De la fenêtre de mon repaire de travail, quand je levais la tête pour respirer la lumière marine, je le voyais. Il allait, venait, s’activait, s’octroyait des pauses-sommeil de durées variables, réapparaissait, donnait des instructions, s’assurait d’avoir bien été compris, repartait s’enfermer, contrôlait de nouveau …

 

Je le connaissais intimement et mettais des mots à toutes ces allées-venues. La vie arrive tard souvent et la démarche méthodologique profonde était soumise aux aléas des idées spontanées ou des images mentales enregistrées, celles d’un temps révolu. 

 

Le temps court agit. Sur tous. 

 

Moi, je baragouine les couleurs et de mes mains, en mal d’exercice continu ou du moins fort régulier, je sculpte les formes aussi. Je passe de la matière malaxée à l’infini plaisir de mouler les corps, ou les divers vases, réceptacles de mon flux impératif et salvateur.

 

Étions-nous fous chacun à sa manière ? 

 

Il y a assurément le dur désir de vivre et de continuer et je ne concevais pas l’existence, dans le sens philosophique du terme, sans l’impérieux geste de faire couler des signifiances multiples. 

 

Lui s’inscrit dans le faire physique, le faire productif des semences et des capitaux, après une vie de léthargie et de vécu dans les abysses de l’oubli et de la folie.

 

J’échappai aux prismes de l’extérieur et repris mon travail. J’étais à l’heure de la résine, après des mois de plâtre, des années de bois et des débuts de pierres de toutes sortes. J’avais besoin de tailler, de modeler, de mouler, de mériter, à ma dimension, du genre humain. 

 

 

 

 

 

 

 

 

 

 

 

II. 

 

 

 

- Pourquoi as-tu laissé faire, Mama ? lui demandai-je.

 

- J’avais peur de son pouvoir de nuisance.

 

-  Mais tu n’as rien réglé, tu n’as fait qu’empirer les choses !

 

- J’étais prise de déroute, de confusion, la peur me tenaillait. Je vivais  un chaos à tous niveaux. Et la cécité s’installa. 

 

- Nous vivons encore dans l’inachevé de tes atermoiements.

 

- C’était bien au-dessus de moi. La nuisance des êtres retors existe bel et bien.

 

- Il existe aussi l’implacabilité du non et l’esprit réparateur.

 

- Hélas, mon fils !

 

 

 

Et elle choisit de partir de l’autre côté du monde palpable par manque de courage et de faire virulent nécessaire.

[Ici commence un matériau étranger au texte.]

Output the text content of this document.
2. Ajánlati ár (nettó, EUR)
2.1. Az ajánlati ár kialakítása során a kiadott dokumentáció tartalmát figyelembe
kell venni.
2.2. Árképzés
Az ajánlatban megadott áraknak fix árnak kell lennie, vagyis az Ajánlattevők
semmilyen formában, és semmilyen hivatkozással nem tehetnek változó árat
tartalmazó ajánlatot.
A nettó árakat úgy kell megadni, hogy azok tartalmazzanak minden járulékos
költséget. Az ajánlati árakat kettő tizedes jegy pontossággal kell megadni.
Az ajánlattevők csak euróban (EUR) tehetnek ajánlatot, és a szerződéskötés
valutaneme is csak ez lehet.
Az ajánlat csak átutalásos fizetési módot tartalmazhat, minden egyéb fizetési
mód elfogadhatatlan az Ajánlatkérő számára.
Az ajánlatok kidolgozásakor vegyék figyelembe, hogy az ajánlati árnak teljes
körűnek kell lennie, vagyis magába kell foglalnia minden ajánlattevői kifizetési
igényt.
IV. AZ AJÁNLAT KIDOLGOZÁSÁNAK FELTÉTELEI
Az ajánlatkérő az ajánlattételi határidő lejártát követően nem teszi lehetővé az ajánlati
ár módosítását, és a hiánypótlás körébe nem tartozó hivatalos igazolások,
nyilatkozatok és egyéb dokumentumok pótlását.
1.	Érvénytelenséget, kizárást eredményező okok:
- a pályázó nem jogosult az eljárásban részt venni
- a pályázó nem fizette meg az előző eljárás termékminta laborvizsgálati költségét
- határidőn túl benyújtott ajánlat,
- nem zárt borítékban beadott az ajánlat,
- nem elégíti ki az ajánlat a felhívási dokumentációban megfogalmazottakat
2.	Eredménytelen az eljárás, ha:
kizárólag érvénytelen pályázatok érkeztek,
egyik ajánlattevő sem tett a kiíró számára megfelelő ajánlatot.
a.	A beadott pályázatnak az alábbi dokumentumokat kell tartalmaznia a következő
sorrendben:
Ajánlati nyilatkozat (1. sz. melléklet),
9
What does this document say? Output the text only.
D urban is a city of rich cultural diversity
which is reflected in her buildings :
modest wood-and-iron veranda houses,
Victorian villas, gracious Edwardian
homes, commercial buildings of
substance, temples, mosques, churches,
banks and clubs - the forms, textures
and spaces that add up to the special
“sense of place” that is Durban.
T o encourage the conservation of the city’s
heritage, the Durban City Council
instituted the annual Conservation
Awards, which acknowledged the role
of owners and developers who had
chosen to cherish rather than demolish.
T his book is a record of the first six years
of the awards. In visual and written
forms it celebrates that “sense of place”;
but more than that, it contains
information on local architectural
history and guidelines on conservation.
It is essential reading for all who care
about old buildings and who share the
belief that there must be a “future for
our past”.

Elle savait qu’il fallait lever le poing, mais elle n’en avait pas les codes. 

 

 

 

 

 


 

 

 

 

 

 

 

 

 

 

 

 

III.

 

 

 

Quelquefois les mots résistent. Les mots se cachent. Mais on ne les perd pas de vue. 

Et puis, on les sollicite et ils font les capricieux. Alors, on les tient par le cou, on les maîtrise et ils abdiquent. 

Pâles, ils nous déplaisent et nous refroidissent.

On leur tourne le dos pour aller s’emplir de signifiances étrangères.

Miracle. La jalousie heureuse opère.

Et ils exigent de nous de s’abreuver à notre source.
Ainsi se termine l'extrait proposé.